The purpose of insulin is to allow glucose (a simple sugar) into the muscle and fat cells. While the brain does not need insulin to absorb glucose, it needs insulin to process glucose. Even though glucose can easily cross the blood-brain barrier, even when you are insulin resistant, this is not the case for insulin. The receptors that control insulin's entry into the brain become resistant too, so they won't allow the required level of insulin into the brain. Then, this means that the brain cells literally starve to death, even when surrounded by glucose. Our hippocampus, which is the brain's main memory centre, is the first to be affected because it often goes through sudden spikes of glucose demand. Picture some hippos studying, teaching and researching history at a university...and if they don't have enough food, they'll quit! As the hippocampus is more sensitive to insulin resistance, you typically see memory loss as the first sign of Alzheimer's disease, even though it eventually destroys the whole brain. By the time someone is considered to have "mild cognitive impairment", or pre-Alzheimer's, the hippocampus has already shrunk by 10%.

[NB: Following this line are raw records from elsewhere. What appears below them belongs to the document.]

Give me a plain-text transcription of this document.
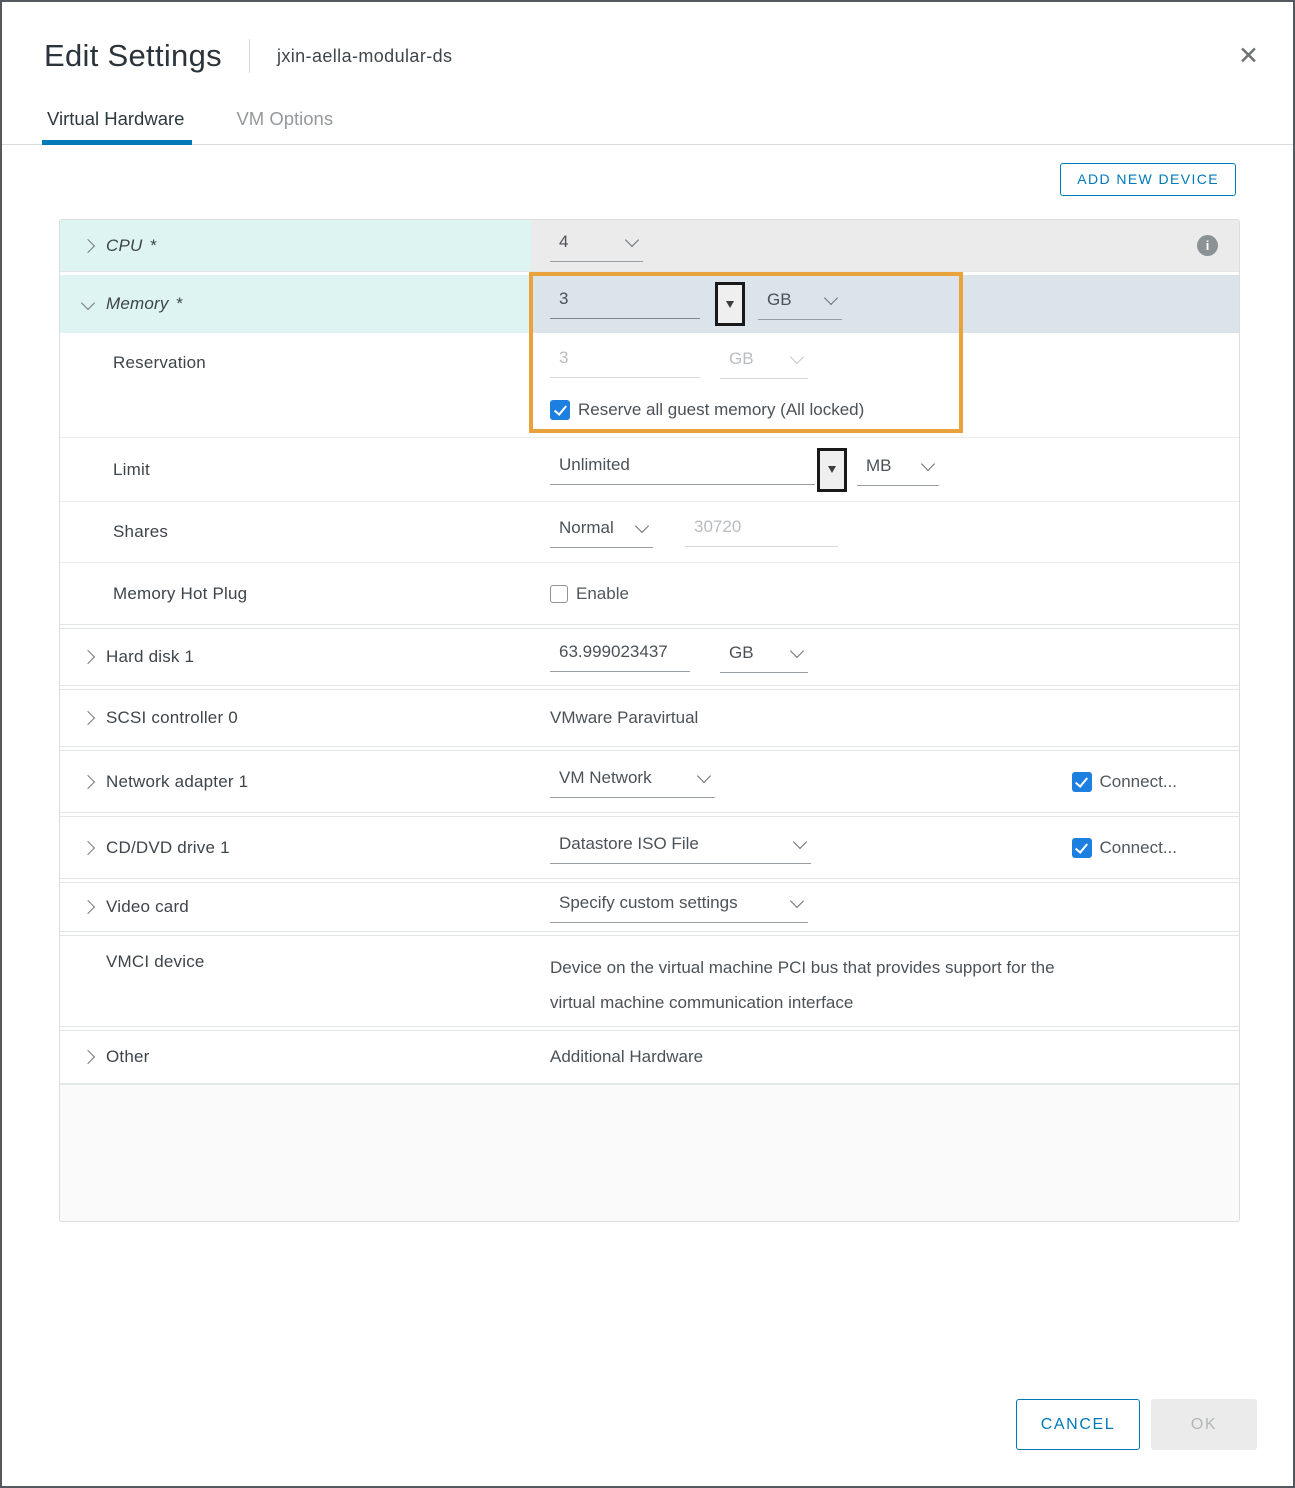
Edit Settings	jxin-aella-modular-ds	✕
Virtual Hardware	VM Options
ADD NEW DEVICE
CPU *	4	i
Memory *	3	GB
Reservation	3	GB
Reserve all guest memory (All locked)
Limit	Unlimited	MB
Shares	Normal	30720
Memory Hot Plug	Enable
Hard disk 1	63.999023437	GB
SCSI controller 0	VMware Paravirtual
Network adapter 1	VM Network	Connect...
CD/DVD drive 1	Datastore ISO File	Connect...
Video card	Specify custom settings
VMCI device	Device on the virtual machine PCI bus that provides support for the
virtual machine communication interface
Other	Additional Hardware
CANCEL	OK
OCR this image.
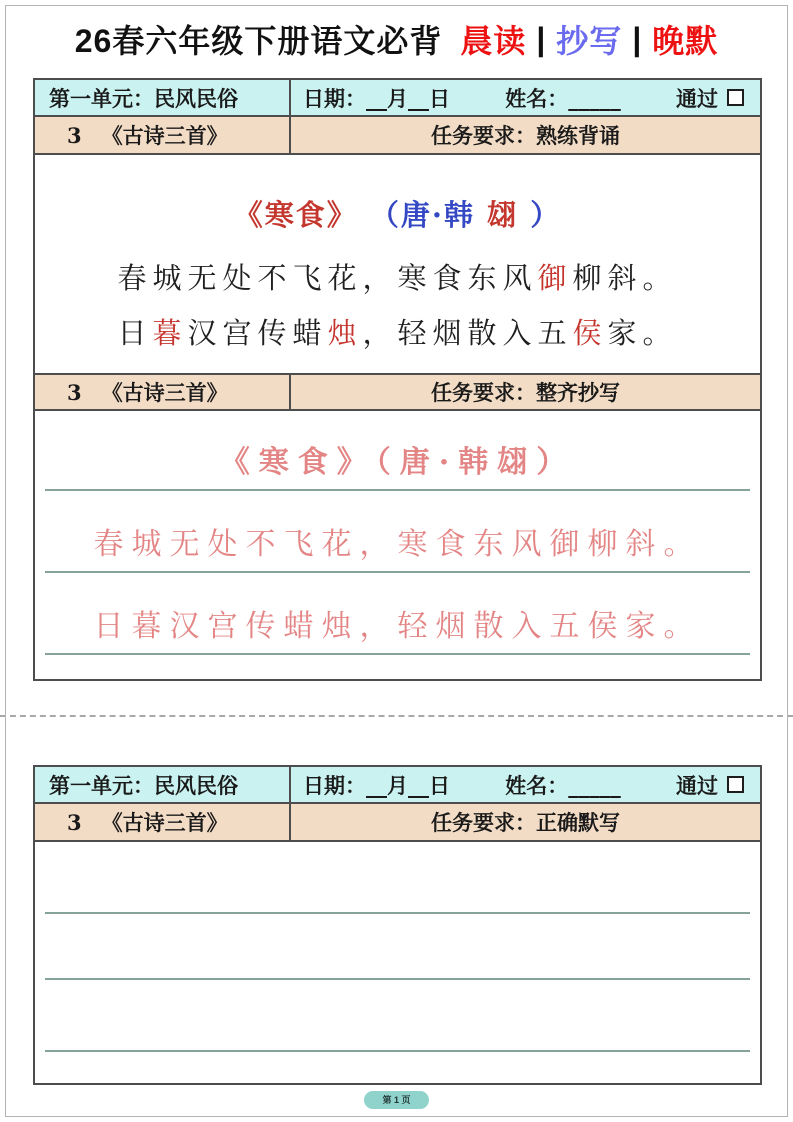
26春六年级下册语文必背 晨读 | 抄写 | 晚默
第一单元：民风民俗	日期：__月__日	姓名：_____	通过
3 《古诗三首》	任务要求：熟练背诵
《寒食》 （唐·韩 翃 ）
春城无处不飞花，寒食东风御柳斜。
日暮汉宫传蜡烛，轻烟散入五侯家。
3 《古诗三首》	任务要求：整齐抄写
《寒食》（唐·韩翃）
春城无处不飞花，寒食东风御柳斜。
日暮汉宫传蜡烛，轻烟散入五侯家。
第一单元：民风民俗	日期：__月__日	姓名：_____	通过
3 《古诗三首》	任务要求：正确默写
第 1 页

But I thought it was all about beta-amyloid plaques? Actually these can be explained by insulin resistance too, and 80% of people with Alzheimer's have either diabetes or insulin resistance. Even though not all people with AD are diabetic, and vice versa, we can think of it like this: diabetes is insulin resistance of the body, AD and maybe some other dementias are insulin resistance of the brain. This is why the health world is beginning to call AD Type 3 Diabetes.
If you want to reduce your risk of developing Alzheimer's disease, prevention starts now. Avoid all refined carbohydrates; this means processed foods and those with added sugar. If you find out that you are insulin resistant, then you need to watch all carbohydrates, and it may be best to transition to a low-carb, healthy-fat diet. Regular exercise also helps to regulate blood sugar. And as other research shows, you must completely avoid artificial sweeteners, which carry their own risks for dementia (Stroke, published 20th April). You do not have to be a sitting duck, as conventional health advice says you are. You can be an empowered swimming duck, with control over your future!